問題がなければ周囲の清掃を行い、足場を解体して完工です。
落ち着いた色合いと高級感のある仕上がりで、さまざまな住宅にマッチします。
また、強風(風速70m)にも耐えられる耐久性を備えています。
今回は太陽光の設置も行いました。

屋根カバー工法のメリット
・解体作業が少なく、工事費用を抑えられる
・葺き替え工事より工期が短い
・工事中の騒音やホコリが少ない
・断熱性・遮音性が向上する
・アスベスト含有屋根でも撤去不要で費用に影響しにくい
注意点とデメリット
● 屋根が重くなる(耐震性)
カバー工法は屋根を重ねるため、建物全体の重量は増加します。
ただし、使用される金属屋根材は非常に軽量で、スレート屋根の約1/4程度の重さです。
施工後の総重量も約23〜26kg/㎡に収まり、瓦屋根(約60kg/㎡)と比較すると大幅に軽量です。
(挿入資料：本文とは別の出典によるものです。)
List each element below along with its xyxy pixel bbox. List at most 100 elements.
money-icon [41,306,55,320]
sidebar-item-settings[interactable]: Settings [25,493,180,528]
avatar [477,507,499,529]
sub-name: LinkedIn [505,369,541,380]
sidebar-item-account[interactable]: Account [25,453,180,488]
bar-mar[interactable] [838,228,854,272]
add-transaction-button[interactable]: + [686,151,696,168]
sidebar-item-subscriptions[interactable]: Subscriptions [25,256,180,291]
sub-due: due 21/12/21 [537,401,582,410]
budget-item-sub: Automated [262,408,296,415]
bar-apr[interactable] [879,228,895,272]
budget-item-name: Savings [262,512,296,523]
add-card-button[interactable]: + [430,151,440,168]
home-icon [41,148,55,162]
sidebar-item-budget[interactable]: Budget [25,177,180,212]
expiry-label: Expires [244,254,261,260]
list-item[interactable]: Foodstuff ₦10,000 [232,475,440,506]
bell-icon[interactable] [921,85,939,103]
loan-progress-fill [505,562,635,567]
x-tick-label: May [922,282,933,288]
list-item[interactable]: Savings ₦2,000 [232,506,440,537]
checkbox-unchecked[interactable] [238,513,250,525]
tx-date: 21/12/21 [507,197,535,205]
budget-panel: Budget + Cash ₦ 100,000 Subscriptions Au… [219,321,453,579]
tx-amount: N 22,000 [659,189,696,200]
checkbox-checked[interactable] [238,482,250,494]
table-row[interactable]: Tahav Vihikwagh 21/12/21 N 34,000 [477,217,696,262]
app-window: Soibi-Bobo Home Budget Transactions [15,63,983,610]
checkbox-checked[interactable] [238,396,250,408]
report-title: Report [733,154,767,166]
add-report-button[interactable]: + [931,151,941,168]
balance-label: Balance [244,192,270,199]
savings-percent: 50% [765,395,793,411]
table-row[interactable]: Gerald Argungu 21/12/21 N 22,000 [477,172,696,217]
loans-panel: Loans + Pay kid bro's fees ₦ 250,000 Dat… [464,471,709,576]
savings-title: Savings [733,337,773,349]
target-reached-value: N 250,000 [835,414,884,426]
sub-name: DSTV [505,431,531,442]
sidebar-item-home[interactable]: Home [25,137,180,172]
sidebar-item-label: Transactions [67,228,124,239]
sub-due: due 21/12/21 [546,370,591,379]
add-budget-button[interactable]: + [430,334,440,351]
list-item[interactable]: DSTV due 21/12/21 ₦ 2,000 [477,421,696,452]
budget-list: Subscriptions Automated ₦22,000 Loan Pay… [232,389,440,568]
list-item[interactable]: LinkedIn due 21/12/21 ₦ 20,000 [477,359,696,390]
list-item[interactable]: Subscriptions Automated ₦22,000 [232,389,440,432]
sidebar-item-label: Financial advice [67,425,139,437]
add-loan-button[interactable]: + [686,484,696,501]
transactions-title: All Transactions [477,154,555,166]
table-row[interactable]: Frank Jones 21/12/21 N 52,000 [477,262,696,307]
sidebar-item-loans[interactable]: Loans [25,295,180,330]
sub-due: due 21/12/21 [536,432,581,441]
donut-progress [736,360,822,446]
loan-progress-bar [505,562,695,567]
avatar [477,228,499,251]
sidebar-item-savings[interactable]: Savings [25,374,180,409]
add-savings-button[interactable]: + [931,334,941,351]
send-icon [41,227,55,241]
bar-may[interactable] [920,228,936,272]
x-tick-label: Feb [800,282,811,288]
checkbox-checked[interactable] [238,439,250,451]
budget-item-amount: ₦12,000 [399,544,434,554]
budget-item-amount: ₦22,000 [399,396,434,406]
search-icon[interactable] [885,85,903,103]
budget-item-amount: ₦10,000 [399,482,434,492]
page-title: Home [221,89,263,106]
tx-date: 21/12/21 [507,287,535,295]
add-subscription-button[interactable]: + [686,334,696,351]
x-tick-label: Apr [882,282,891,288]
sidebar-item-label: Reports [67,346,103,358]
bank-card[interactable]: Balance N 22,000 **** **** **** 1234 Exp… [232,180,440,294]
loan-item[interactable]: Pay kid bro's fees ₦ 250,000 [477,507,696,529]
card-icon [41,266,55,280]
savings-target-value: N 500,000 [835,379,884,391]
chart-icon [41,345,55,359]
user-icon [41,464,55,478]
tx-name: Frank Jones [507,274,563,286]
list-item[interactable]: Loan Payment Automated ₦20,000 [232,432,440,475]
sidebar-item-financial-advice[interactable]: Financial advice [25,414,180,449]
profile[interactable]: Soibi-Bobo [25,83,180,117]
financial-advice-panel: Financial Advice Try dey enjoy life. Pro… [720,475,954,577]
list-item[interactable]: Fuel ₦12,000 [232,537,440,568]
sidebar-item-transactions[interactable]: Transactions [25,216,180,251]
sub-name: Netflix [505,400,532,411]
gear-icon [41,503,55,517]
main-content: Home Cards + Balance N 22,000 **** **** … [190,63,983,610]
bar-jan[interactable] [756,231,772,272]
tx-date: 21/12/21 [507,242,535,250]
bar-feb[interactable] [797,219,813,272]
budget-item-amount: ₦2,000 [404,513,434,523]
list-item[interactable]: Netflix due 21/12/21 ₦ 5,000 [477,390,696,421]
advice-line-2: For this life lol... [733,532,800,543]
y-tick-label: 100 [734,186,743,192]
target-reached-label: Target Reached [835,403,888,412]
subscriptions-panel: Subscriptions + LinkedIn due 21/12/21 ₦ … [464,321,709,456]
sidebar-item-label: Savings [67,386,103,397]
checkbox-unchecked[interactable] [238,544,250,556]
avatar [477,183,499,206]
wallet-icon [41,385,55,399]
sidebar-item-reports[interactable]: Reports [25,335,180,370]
適切な材料を選べば、耐震性への影響は最小限に抑えられます。
● 雨漏りがある場合は慎重に
すでに雨漏りが発生している場合は、下地が傷んでいる可能性があります。
その場合はカバー工法ではなく、葺き替え工事が適しているケースもあります。
● すべての屋根に施工できるわけではない
瓦屋根など、形状や構造によってはカバー工法が適用できない場合があります。
まとめ
屋根カバー工法は、コスト・工期・施工時の負担を抑えながら屋根リフォームができる非常に効率的な方法です。
特にスレート屋根の改修には最適で、多くの住宅で採用されています。
ただし、屋根の状態によっては適用できないケースもあるため、まずは専門業者による点検を受けることが大切です。